We conclude that § 42 cannot be limited to the criminalization of fraudulent or defamatory speech, is neither necessary nor narrowly tailored to advancing the Commonwealth’s interest in fair and free elections, and chills the very exchange of ideas that gives meaning to our electoral system. For all of these reasons, we hold that § 42 is antagonistic to the fundamental right of free speech enshrined in art. 16 of our Declaration of Rights and, therefore, is invalid.
It’s a solid win for speech, which means politicking in the state may now be uglier than it used to, but only in terms of words, rather than attempts to lock up political opponents. The word “politician” is often synonymous with “liar,” so it’s rather surprising this statute made it all the way to 2015 before being struck down. Legislators aren’t really known for humoring laws restricting their words or deeds.
That the state would speak up in an effort to retain its power to limit the speech of its citizens is incredibly disheartening. Was it just putting up token resistance to maintain some sort of prosecutorial
street court cred? Or did it truly want an unconstitutional law to remain unexamined, and allow its citizens to face potential jail time for certain kinds of political speech? Either way, it acted as an apologist for a truly terrible law and its terrible arguments in favor of limiting political speech are now part of its permanent record.
Filed Under: free speech, massachusetts, political speech
Comments on “Massachusetts Supreme Court Strikes Down Unconstitutional Law Restricting Political Speech”
Is this case about Slander?
The pertinent question here is whether Melissa Lucas has committed slander. Slander is a crime, no matter what state you’re in. Why did Brian Mannal pursue this situation with a bogus old statute that was obviously contrary to the First Amendment? Is this a case of having an lawyer ignorant of the law?
Re: Is this case about Slander?
Slander, or even libel (which this would actually be if false and defamatory, since it was communicated in print) is very rarely (~=never) a crime in the United States. There are some criminal libel statutes on the books, but they’re highly questionable, constitutionally speaking, and perhaps as a consequence, they’re not used much, if at all.
Laws of other jurisdictions may vary, of course, but they wouldn’t be relevant to this discussion.
Re: Re: Is this case about Slander?
Former MN Governor Jesse Ventura won a multi million dollar Libel suit against the estate of Kyle for comments made in his book. Although awards are rare, they do occur.
Re: Re: Re: Is this case about Slander?
But that was civil, not criminal.
just like old times
Standards for slander &/or libel are lower for those who make themselves public figures. This sort of mud wrestling has been going on for a long time, see Mark Twain’s “Running for Governor”:
Perhaps it was needed to get the law reviewed so it could be struck down.
If politicking is getting uglier, it’s mainly because the candidates are uglier.

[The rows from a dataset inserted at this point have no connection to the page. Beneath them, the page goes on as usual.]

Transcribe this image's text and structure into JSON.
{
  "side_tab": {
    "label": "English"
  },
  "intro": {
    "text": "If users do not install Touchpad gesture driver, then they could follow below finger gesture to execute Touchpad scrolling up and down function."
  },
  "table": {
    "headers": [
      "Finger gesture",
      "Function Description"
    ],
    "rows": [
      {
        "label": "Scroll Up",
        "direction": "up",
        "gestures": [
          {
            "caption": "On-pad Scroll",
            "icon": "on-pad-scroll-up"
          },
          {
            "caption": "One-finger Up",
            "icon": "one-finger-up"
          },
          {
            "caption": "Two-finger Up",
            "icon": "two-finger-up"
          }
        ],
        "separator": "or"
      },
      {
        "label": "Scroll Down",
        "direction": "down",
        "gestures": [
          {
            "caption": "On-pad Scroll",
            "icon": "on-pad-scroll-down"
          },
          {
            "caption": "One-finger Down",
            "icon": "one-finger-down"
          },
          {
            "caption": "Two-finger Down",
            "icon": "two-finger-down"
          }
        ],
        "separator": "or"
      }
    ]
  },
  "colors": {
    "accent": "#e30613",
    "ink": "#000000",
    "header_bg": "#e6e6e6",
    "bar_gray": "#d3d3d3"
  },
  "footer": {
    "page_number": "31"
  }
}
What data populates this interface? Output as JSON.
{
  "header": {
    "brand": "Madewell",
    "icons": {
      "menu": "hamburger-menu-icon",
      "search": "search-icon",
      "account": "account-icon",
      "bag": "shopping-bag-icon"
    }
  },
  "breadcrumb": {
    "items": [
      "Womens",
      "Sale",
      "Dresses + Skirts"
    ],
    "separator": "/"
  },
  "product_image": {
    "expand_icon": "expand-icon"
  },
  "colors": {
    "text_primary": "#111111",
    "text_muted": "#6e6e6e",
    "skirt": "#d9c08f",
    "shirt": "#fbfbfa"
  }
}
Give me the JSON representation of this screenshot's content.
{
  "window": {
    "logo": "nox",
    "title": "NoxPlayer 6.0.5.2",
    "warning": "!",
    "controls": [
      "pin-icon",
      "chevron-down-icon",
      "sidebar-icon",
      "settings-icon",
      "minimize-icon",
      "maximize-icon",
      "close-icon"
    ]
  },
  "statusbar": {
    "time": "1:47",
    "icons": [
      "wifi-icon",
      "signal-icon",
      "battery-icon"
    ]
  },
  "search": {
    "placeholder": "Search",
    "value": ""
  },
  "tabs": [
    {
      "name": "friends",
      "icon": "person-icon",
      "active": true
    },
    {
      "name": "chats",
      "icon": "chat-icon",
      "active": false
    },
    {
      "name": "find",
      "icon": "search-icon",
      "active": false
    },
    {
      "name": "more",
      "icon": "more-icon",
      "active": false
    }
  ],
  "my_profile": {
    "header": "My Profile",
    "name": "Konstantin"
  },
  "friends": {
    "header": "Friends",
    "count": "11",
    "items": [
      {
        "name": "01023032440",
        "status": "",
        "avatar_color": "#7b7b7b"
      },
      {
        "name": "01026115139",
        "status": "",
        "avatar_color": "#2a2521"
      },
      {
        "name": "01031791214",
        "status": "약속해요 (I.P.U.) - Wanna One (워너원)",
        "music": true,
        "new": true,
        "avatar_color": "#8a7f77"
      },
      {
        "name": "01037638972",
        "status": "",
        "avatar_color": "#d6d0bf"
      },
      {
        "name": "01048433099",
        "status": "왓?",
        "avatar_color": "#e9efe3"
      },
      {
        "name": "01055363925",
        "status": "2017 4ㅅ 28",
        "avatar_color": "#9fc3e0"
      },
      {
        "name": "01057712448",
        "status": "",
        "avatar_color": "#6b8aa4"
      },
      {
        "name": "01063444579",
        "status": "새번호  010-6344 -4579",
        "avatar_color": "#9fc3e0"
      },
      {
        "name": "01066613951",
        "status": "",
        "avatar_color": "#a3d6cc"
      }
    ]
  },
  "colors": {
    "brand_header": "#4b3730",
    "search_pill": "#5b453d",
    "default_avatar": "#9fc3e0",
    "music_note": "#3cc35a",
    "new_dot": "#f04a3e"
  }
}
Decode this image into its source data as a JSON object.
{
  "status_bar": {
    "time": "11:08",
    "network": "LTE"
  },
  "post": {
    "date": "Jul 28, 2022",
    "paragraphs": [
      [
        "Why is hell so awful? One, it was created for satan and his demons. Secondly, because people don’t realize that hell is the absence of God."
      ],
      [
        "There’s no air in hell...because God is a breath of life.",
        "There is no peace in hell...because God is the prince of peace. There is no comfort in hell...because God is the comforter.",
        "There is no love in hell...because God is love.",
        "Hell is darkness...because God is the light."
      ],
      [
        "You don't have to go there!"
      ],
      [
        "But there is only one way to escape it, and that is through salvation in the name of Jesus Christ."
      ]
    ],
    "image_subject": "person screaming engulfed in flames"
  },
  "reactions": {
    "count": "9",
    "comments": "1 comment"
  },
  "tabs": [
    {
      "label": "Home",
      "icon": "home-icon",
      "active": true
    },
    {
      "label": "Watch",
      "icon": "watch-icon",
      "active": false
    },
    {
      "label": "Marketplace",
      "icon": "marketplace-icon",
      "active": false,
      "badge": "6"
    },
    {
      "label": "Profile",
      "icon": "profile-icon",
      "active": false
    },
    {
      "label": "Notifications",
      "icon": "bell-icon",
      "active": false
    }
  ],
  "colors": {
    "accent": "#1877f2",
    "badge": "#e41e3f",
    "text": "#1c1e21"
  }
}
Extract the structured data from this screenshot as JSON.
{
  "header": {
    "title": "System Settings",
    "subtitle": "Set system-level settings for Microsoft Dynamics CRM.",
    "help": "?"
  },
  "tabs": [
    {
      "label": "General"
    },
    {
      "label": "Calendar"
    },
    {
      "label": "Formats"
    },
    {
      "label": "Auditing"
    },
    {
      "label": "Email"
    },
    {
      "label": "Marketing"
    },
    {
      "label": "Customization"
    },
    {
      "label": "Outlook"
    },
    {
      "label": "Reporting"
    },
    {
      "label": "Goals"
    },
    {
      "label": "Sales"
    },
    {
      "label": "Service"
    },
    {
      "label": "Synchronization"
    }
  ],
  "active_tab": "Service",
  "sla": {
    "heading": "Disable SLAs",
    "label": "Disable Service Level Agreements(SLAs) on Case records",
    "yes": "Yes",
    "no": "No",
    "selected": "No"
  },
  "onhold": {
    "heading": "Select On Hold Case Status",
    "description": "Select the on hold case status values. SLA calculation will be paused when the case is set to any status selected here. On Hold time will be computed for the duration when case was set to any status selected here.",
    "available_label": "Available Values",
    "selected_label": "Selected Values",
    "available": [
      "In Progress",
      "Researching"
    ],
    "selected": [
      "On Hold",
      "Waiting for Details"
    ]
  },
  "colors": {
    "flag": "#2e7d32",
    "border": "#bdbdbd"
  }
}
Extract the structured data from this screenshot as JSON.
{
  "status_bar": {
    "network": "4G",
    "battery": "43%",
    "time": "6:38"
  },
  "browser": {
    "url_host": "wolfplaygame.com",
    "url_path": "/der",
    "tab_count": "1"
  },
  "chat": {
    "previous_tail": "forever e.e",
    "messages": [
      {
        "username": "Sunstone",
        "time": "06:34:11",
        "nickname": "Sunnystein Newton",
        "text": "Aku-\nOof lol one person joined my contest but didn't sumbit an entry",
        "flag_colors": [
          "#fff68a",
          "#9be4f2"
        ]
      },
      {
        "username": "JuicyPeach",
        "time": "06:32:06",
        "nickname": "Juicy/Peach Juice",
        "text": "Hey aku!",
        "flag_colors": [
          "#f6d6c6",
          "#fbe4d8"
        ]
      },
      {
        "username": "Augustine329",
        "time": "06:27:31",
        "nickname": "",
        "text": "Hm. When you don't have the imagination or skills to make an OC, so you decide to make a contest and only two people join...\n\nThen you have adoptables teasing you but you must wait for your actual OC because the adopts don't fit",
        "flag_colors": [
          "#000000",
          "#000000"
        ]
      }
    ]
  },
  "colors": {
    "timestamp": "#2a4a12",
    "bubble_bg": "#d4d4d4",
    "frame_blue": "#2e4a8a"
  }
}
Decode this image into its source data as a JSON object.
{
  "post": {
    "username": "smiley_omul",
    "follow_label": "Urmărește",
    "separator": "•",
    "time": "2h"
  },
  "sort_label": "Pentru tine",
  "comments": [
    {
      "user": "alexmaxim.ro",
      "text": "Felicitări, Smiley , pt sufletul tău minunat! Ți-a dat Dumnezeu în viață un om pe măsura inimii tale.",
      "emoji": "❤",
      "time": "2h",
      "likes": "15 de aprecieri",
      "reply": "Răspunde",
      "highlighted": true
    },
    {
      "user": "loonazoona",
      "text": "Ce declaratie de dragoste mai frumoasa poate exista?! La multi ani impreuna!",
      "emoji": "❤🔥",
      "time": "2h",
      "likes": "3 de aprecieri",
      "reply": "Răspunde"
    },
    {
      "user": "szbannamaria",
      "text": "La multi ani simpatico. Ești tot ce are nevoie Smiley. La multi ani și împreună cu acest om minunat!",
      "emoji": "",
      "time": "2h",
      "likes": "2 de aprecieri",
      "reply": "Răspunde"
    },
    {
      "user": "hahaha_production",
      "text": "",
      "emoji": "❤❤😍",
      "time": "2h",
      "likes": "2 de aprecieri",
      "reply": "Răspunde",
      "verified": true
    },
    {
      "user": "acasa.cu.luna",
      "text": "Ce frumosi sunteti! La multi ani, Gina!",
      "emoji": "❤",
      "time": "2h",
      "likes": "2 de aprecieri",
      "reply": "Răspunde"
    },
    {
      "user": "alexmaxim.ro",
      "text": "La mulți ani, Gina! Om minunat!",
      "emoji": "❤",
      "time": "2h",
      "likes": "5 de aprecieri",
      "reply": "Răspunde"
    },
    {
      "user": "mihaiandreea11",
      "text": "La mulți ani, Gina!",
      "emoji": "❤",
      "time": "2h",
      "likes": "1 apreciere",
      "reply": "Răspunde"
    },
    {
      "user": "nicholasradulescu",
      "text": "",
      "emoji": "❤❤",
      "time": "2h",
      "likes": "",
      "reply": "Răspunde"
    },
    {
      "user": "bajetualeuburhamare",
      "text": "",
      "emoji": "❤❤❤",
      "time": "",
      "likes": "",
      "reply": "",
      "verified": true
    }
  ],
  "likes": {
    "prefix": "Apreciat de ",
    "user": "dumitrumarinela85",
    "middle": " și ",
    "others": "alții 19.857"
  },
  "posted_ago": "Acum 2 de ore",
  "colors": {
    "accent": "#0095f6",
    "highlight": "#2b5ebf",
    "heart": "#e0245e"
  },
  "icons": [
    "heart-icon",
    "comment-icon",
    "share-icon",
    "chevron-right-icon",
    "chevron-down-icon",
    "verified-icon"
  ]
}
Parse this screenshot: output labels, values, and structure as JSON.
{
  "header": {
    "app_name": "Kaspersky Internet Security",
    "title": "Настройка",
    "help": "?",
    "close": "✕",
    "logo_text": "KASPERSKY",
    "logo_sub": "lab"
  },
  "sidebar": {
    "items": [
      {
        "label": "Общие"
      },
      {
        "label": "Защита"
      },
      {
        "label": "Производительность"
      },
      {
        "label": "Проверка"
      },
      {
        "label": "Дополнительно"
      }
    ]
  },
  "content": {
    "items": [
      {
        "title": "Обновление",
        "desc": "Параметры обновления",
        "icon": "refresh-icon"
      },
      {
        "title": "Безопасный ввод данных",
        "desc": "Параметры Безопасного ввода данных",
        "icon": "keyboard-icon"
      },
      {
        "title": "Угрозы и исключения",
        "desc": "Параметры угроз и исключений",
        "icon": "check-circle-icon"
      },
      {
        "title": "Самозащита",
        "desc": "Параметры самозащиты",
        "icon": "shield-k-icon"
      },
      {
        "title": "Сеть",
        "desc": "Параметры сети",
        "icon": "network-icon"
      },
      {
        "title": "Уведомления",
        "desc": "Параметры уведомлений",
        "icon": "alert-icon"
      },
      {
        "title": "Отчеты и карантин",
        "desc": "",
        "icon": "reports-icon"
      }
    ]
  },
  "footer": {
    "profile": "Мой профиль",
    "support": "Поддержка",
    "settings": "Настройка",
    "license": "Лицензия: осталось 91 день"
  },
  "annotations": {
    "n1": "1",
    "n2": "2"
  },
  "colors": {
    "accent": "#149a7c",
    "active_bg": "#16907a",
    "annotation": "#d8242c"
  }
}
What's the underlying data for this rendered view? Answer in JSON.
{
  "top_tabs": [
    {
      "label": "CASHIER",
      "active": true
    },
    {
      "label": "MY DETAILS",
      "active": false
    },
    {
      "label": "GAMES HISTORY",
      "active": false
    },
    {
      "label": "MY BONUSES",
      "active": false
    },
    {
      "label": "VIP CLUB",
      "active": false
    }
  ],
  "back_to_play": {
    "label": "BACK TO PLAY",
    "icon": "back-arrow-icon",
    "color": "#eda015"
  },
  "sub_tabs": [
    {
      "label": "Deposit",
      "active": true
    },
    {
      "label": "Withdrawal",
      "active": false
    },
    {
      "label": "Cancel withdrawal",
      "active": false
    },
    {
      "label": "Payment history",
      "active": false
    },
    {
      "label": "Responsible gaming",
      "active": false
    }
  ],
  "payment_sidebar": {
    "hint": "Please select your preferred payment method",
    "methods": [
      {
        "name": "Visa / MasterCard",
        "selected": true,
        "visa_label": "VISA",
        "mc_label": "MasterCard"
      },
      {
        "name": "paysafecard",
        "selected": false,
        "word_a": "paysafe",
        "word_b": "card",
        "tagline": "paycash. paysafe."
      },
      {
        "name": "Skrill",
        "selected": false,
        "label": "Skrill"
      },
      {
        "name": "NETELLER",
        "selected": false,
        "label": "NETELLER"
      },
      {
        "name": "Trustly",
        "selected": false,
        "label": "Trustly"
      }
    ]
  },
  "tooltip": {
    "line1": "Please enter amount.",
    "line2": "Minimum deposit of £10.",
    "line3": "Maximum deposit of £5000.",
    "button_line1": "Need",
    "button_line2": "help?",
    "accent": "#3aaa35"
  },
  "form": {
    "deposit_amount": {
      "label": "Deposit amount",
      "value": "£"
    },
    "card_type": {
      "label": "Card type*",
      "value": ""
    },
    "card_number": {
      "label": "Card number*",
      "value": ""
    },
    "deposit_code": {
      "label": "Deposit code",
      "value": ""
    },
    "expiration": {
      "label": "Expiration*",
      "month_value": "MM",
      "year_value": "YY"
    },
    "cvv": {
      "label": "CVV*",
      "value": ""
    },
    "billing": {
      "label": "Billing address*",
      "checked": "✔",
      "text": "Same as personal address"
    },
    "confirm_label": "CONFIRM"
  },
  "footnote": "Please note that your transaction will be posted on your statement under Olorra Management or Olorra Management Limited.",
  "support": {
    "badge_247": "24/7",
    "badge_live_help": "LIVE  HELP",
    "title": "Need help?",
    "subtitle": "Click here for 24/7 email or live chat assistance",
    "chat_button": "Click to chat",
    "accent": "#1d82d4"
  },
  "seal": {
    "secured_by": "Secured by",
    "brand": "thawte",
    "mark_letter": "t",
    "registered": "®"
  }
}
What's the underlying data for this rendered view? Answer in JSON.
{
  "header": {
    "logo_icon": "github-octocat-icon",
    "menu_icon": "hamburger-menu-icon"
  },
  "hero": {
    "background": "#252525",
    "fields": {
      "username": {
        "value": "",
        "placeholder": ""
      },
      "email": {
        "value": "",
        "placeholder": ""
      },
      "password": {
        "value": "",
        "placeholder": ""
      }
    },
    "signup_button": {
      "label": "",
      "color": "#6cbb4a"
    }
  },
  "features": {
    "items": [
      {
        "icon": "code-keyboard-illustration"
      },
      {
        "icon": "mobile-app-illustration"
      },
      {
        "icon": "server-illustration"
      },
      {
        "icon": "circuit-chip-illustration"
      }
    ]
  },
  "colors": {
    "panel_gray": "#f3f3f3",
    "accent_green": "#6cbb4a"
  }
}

We get the slimiest of the slime-balls running. When was the last time you saw an honest politician above the local level? It’s rare as hen’s teeth these days.
Another win for the 2+2=5 coalition that thinks facts are in the eye of the beholder.
LOL… Techdirt arguing in favour of this? Keep trolling, Techdirt.
In no way at all is the striking of this law a “good thing”.
In no way at all is the striking of this law a “good thing”.
Could you please explain how striking down a statute that violates the highest law of our land isn’t a good thing?
I certainly hope that you don’t feel that the Constitution only protects speech you agree with. If that’s the case, your comment shouldn’t be protected either, since I disagree with it.